Psychologies : Comment notre rapport au temps et sa définition ont-ils évolué au fil des siècles ?
Brigitte Sitbon : Ce lien que nous entretenons avec le temps est relatif. Il est lié à la diversité des individus, à leur singularité, et surtout à l’histoire humaine elle-même. Dans la Grèce antique, par exemple, le temps, souvent personnifié dans la mythologie par Cronos dévorant ses enfants, est conçu comme cyclique, à l’image des révolutions planétaires ; d’où l’idée chez le sujet grec d’un éternel retour du même. Platon pense ainsi le temps comme l’image immobile de l’éternité. Plus tard, les monothéismes, juif puis chrétien, introduiront la vision linéaire du temps, qui prédomine aujourd’hui en Occident, imposant l’idée d’un progrès orienté d’un début vers une fin. Notre rapport au temps reste hanté par cette perspective, l’idée que nous sommes mortels. En ce qui concerne la définition même du temps, si on a pu mesurer celui-ci très tôt et le quantifier grâce à la répétition régulière de certains phénomènes naturels (les saisons, le jour, la nuit, etc.), aucun philosophe, mystique ou scientifique n’a jamais vraiment réussi à en montrer l’identité objective. D’ailleurs, à quoi bon le définir puisque, comme l’écrivait si bien Pascal, « tous les hommes conçoivent ce qu’on veut dire, en parlant du temps, sans qu’on le désigne davantage ». Sa définition se fait donc le plus souvent à partir d’images, de métaphores et d’approximations.

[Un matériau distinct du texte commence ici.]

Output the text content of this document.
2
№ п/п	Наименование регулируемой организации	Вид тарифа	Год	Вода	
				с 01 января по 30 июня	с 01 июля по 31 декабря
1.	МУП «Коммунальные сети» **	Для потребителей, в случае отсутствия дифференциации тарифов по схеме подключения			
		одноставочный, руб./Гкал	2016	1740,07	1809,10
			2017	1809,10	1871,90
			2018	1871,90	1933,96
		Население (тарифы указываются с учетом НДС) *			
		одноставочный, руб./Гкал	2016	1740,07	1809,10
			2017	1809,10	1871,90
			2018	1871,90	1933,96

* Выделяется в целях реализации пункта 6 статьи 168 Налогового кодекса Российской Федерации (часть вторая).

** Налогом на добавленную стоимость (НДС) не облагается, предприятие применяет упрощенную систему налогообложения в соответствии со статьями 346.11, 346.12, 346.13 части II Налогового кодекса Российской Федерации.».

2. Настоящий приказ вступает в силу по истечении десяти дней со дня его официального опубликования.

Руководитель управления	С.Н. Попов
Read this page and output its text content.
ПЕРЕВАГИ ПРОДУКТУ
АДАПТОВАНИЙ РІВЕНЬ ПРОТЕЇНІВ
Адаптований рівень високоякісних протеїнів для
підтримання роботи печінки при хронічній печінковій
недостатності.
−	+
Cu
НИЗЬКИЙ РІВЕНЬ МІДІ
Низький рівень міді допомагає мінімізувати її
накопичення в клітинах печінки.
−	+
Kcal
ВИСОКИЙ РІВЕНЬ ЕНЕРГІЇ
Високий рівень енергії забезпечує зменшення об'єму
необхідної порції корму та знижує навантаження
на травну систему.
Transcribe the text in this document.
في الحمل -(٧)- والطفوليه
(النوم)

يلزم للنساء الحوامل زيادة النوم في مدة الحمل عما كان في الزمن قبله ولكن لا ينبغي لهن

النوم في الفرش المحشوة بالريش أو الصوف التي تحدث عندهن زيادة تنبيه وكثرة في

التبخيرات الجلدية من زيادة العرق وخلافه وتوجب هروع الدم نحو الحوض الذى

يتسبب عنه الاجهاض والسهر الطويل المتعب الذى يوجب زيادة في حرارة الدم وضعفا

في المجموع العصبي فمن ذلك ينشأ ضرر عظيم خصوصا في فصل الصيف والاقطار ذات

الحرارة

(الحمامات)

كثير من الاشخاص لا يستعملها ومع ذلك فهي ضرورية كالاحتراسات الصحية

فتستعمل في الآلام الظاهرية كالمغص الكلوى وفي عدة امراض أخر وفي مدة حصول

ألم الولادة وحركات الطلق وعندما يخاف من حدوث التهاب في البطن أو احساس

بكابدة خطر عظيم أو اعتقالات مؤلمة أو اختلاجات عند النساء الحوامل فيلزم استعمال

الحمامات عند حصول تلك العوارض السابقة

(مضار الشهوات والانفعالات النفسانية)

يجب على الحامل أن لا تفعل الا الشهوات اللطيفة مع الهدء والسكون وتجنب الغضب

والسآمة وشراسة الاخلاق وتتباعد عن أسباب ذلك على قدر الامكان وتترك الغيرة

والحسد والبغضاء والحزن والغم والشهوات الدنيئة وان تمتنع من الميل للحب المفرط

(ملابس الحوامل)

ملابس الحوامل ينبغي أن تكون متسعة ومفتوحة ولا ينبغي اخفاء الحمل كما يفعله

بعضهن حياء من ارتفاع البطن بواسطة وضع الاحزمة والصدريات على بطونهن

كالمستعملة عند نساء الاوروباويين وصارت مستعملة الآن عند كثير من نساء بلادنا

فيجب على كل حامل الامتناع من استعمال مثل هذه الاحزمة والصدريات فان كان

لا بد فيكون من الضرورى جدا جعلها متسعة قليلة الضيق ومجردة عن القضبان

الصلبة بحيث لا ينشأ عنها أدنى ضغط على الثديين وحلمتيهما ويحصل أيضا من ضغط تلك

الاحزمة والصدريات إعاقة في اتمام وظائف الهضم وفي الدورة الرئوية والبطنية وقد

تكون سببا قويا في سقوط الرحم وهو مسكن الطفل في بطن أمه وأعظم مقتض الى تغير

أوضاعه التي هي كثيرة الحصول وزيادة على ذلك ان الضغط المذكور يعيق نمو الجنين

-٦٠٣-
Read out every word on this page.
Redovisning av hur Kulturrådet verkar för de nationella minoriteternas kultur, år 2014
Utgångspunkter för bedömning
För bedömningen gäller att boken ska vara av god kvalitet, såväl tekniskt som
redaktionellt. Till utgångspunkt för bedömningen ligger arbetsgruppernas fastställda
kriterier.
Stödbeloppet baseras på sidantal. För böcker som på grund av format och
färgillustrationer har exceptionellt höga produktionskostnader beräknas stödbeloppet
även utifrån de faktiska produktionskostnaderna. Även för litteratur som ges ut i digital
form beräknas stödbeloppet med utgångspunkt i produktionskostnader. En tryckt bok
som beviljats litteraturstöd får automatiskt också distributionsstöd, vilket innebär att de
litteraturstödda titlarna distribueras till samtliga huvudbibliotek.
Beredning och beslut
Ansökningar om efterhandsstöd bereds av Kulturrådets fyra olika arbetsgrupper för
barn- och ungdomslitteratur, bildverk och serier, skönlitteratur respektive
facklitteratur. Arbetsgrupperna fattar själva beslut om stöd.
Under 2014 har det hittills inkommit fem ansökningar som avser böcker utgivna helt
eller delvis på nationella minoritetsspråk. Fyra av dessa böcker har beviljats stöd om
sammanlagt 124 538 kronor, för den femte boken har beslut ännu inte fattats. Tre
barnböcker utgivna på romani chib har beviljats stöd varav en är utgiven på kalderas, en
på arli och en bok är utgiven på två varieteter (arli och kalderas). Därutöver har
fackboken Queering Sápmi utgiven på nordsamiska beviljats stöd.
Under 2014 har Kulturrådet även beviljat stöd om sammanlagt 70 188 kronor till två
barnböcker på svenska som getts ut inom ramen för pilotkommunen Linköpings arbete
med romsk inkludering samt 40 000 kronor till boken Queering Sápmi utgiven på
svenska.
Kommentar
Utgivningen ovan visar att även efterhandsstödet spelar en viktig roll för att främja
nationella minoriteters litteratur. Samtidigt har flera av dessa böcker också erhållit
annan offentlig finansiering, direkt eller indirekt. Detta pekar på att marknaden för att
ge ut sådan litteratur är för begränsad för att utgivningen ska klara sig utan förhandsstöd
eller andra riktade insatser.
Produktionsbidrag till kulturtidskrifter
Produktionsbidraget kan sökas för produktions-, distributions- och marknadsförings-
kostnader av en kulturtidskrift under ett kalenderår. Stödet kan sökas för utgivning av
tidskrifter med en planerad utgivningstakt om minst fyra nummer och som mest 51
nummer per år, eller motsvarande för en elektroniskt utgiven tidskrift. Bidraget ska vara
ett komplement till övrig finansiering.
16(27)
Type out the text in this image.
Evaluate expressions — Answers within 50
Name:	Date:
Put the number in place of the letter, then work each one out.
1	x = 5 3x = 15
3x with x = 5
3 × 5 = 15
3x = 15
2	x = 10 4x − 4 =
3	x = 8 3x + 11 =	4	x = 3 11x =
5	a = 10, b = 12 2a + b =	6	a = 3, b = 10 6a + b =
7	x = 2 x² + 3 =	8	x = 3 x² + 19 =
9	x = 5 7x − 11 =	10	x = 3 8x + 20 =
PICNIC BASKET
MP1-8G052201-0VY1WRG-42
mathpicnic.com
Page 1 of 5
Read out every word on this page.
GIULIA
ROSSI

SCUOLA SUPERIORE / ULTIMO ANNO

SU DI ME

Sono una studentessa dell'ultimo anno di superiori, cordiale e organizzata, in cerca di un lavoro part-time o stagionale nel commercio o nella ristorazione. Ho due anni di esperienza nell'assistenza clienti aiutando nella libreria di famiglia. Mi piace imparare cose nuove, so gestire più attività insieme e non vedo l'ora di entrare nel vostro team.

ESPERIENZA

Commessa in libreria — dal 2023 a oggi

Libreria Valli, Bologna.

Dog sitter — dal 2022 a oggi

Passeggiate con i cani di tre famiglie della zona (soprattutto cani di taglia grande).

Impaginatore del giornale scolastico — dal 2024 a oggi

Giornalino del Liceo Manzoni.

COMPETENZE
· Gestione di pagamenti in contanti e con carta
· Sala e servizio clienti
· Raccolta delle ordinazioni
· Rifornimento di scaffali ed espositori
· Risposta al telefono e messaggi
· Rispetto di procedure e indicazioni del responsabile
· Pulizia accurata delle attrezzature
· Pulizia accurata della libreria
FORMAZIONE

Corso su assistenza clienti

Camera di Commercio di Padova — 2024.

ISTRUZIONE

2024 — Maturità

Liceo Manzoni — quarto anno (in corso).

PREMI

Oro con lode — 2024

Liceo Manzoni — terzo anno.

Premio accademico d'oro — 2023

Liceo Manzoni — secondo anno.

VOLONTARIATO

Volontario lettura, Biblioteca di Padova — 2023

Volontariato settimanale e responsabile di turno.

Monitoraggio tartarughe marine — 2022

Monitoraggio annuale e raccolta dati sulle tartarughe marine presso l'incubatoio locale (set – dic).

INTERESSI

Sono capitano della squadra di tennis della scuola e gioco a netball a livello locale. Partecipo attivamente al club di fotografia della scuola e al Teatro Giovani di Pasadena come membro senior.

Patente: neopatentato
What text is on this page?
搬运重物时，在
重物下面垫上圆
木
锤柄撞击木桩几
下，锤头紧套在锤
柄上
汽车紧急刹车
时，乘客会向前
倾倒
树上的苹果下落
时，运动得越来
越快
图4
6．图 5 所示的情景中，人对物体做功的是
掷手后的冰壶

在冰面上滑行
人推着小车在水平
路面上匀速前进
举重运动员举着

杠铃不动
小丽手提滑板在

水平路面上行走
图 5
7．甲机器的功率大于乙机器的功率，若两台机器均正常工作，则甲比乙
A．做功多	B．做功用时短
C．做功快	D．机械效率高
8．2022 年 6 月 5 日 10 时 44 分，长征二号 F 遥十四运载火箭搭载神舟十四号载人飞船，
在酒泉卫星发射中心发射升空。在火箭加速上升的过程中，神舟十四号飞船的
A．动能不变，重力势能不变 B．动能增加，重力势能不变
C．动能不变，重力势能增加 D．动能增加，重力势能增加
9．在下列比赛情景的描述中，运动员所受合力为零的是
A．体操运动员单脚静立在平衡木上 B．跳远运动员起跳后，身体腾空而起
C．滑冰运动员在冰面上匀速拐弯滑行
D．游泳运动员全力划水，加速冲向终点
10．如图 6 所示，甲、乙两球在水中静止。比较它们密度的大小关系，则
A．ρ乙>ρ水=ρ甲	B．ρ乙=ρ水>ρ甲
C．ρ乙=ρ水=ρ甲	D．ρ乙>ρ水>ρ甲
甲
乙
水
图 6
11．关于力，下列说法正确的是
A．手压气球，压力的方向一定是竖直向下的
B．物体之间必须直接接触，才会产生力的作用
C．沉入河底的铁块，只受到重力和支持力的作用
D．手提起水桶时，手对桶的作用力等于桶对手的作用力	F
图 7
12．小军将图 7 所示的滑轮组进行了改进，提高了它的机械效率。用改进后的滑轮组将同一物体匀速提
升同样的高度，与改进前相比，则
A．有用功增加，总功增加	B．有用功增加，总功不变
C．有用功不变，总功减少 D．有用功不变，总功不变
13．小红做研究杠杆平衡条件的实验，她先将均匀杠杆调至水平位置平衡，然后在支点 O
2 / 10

Qu’est-ce que Bergson et Freud ont à nous apprendre sur notre rapport au temps ?
Brigitte Sitbon :Le temps bergsonien est d’ordre psychologique et implique l’idée fondamentale de mémoire. Nous sommes à chaque moment de notre vie la résultante de tous nos moments passés et à venir, même si tous ne sont pas conscients. Bergson a découvert et mis en lumière la « durée pure », désignant un temps vécu, calqué sur nos états de conscience. Les êtres et l’univers « durent », c’est-à-dire qu’ils manifestent du changement, se transforment, à l’image d’un verre d’eau sucrée où l’eau et le sucre prennent leur temps pour se mélanger. À chacun son rythme, sa durée. Et cette dernière n’est pas constituée par une succession d’instants juxtaposés, comme dans le temps des physiciens et des horloges, mais plutôt par leur fusion. Comme dans une mélodie, chaque note de musique engendre la suivante et est inséparable de la précédente. Freud rejoint Bergson, car, pour lui, chaque sujet possède son histoire propre, mélange entre son passé refoulé et son présent actualisé. Mais le psychanalyste va plus loin avec sa découverte de l’inconscient, dans lequel le temps objectif n’existe plus : passé, présent, futur peuvent s’y chevaucher, voire se mêler. Le temps ne se résume pas pour l’homme à une donnée purement quantifiable et mesurable.